ArchiveTeam / wpull

Wget-compatible web downloader and crawler.
GNU General Public License v3.0
545 stars 77 forks source link

Store cookies in database instead of in memory #448

Open JustAnotherArchivist opened 4 years ago

JustAnotherArchivist commented 4 years ago

Cookies are currently kept entirely in memory. There are at least three serious drawbacks of this approach:

  1. Resuming is only possible for clean stops of wpull. --save-cookies only takes effect at the end of a job, so if a wpull crawl dies for some reason (wpull crash, OS crash, power outage, etc.), there is no record of the cookies. If WARCs are written, the cookie list could in theory be extracted from those, but that's obviously a horrible idea.

  2. On large jobs spanning a lot of domains, the cookie list can quickly grow to huge sizes, blowing up the memory usage of the wpull process. I've seen AB jobs with hundreds of MB over the normal RSS, and it looked like most of that came from cookies (but I haven't properly analysed it).

  3. http.cookiejar's performance is horrible for large jobs. Having seen this a few times before, I just dove a bit into AB job m78hkg0crv4kbyy2haa0xihc, which is running very slow (only 1 req/s). Specifically, I ran py-spy on it (py-spy top --pid $(pgrep -f m78hkg0crv4kbyy2haa0xihc)). This revealed that nearly the entire CPU time (95 % after ~10k samples) is consumed by add_cookie_header (wpull/cookiewrapper.py:80), i.e. the call to http.cookiejar.CookieJar.add_cookie_header.

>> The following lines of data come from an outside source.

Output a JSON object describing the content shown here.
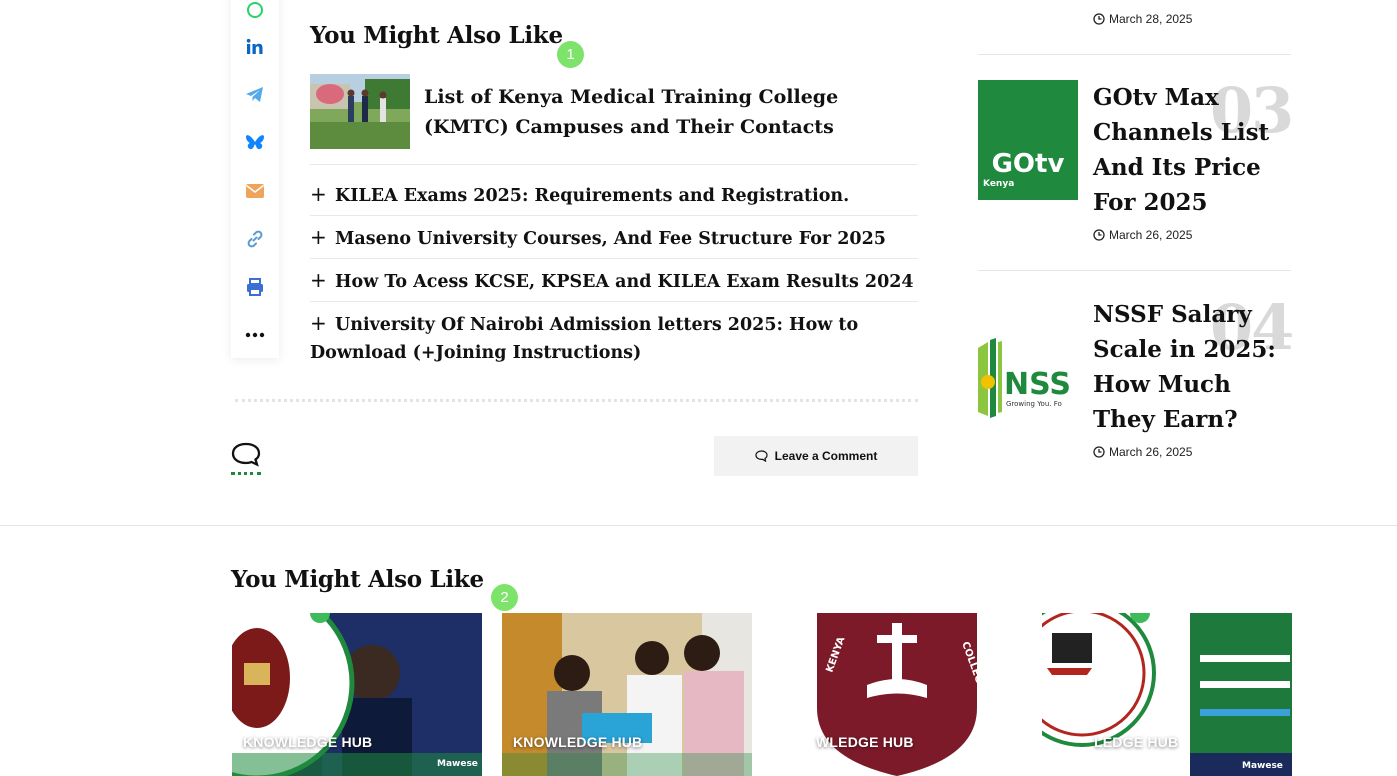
{
  "share": {
    "items": [
      {
        "name": "whatsapp"
      },
      {
        "name": "linkedin"
      },
      {
        "name": "telegram"
      },
      {
        "name": "bluesky"
      },
      {
        "name": "email"
      },
      {
        "name": "copy-link"
      },
      {
        "name": "print"
      },
      {
        "name": "more"
      }
    ],
    "colors": {
      "linkedin": "#0a66c2",
      "telegram": "#54a9eb",
      "bluesky": "#1185fe",
      "email": "#f0a45b",
      "link": "#5a9bd5",
      "print": "#3b6fd1",
      "whatsapp": "#25d366"
    }
  },
  "main": {
    "related_heading": "You Might Also Like",
    "badge1": "1",
    "featured": {
      "title": "List of Kenya Medical Training College (KMTC) Campuses and Their Contacts"
    },
    "related": [
      {
        "title": "KILEA Exams 2025: Requirements and Registration."
      },
      {
        "title": "Maseno University Courses, And Fee Structure For 2025"
      },
      {
        "title": "How To Acess KCSE, KPSEA and KILEA Exam Results 2024"
      },
      {
        "title": "University Of Nairobi Admission letters 2025: How to Download (+Joining Instructions)"
      }
    ],
    "plus_symbol": "+",
    "leave_comment": "Leave a Comment"
  },
  "sidebar": {
    "top_date": "March 28, 2025",
    "items": [
      {
        "num": "03",
        "title": "GOtv Max Channels List And Its Price For 2025",
        "date": "March 26, 2025",
        "thumb_text": "GOtv",
        "thumb_sub": "Kenya"
      },
      {
        "num": "04",
        "title": "NSSF Salary Scale in 2025: How Much They Earn?",
        "date": "March 26, 2025",
        "thumb_text": "NSS",
        "thumb_sub": "Growing You. Fo"
      }
    ]
  },
  "bottom": {
    "heading": "You Might Also Like",
    "badge2": "2",
    "cards": [
      {
        "category": "KNOWLEDGE HUB"
      },
      {
        "category": "KNOWLEDGE HUB"
      },
      {
        "category": "WLEDGE HUB"
      },
      {
        "category": "LEDGE HUB"
      }
    ]
  }
}
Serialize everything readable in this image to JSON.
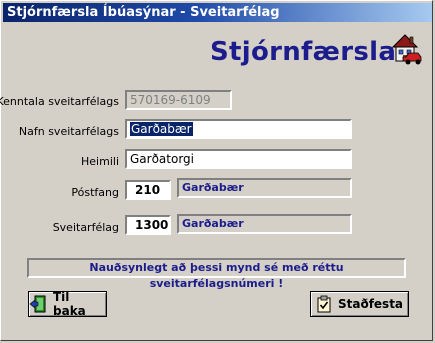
{
  "window": {
    "title": "Stjórnfærsla Íbúasýnar - Sveitarfélag"
  },
  "header": {
    "title": "Stjórnfærsla",
    "logo_icon": "house-car-icon"
  },
  "form": {
    "kennitala": {
      "label": "Kenntala sveitarfélags",
      "value": "570169-6109"
    },
    "nafn": {
      "label": "Nafn sveitarfélags",
      "value": "Garðabær"
    },
    "heimili": {
      "label": "Heimili",
      "value": "Garðatorgi"
    },
    "postfang": {
      "label": "Póstfang",
      "number": "210",
      "name": "Garðabær"
    },
    "sveitarfelag": {
      "label": "Sveitarfélag",
      "number": "1300",
      "name": "Garðabær"
    }
  },
  "notice": "Nauðsynlegt að þessi mynd sé með réttu sveitarfélagsnúmeri !",
  "buttons": {
    "back": {
      "label": "Til baka",
      "icon": "door-exit-icon"
    },
    "confirm": {
      "label": "Staðfesta",
      "icon": "clipboard-check-icon"
    }
  },
  "colors": {
    "title_gradient_start": "#0a246a",
    "title_gradient_end": "#a6caf0",
    "accent_text": "#1c1c8c"
  }
}
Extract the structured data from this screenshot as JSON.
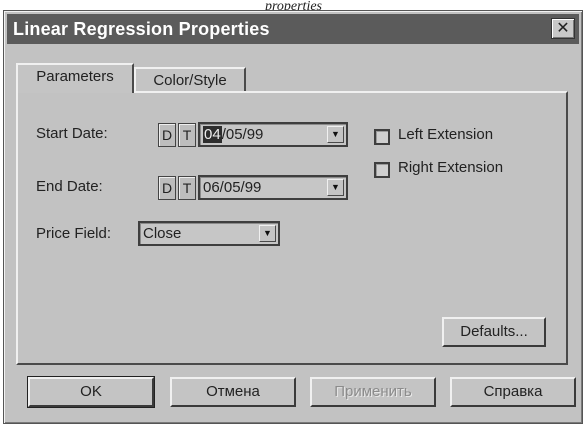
{
  "page_caption": "properties",
  "window": {
    "title": "Linear Regression Properties",
    "close_glyph": "✕"
  },
  "tabs": [
    {
      "label": "Parameters",
      "active": true
    },
    {
      "label": "Color/Style",
      "active": false
    }
  ],
  "parameters": {
    "start_date": {
      "label": "Start Date:",
      "d_label": "D",
      "t_label": "T",
      "value_selected": "04",
      "value_rest": "/05/99"
    },
    "end_date": {
      "label": "End Date:",
      "d_label": "D",
      "t_label": "T",
      "value": "06/05/99"
    },
    "price_field": {
      "label": "Price Field:",
      "value": "Close"
    },
    "left_extension": {
      "label": "Left Extension",
      "checked": false
    },
    "right_extension": {
      "label": "Right Extension",
      "checked": false
    },
    "defaults_button": "Defaults..."
  },
  "footer": {
    "ok": "OK",
    "cancel": "Отмена",
    "apply": "Применить",
    "help": "Справка"
  },
  "icons": {
    "dropdown_arrow": "▼"
  }
}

The breakdown within that is complex and split between http.cookiejar and urllib.parse; it appears that the call tree from that function repeatedly parses URLs to determine which cookies are applicable for a request.

Instead, cookies should be kept in the database (if one is specified) with a specific interface that is more efficient than the http.cookiejar implementation of domain handling. wpull already normalises URLs/domains, so most of that processing can probably be avoided.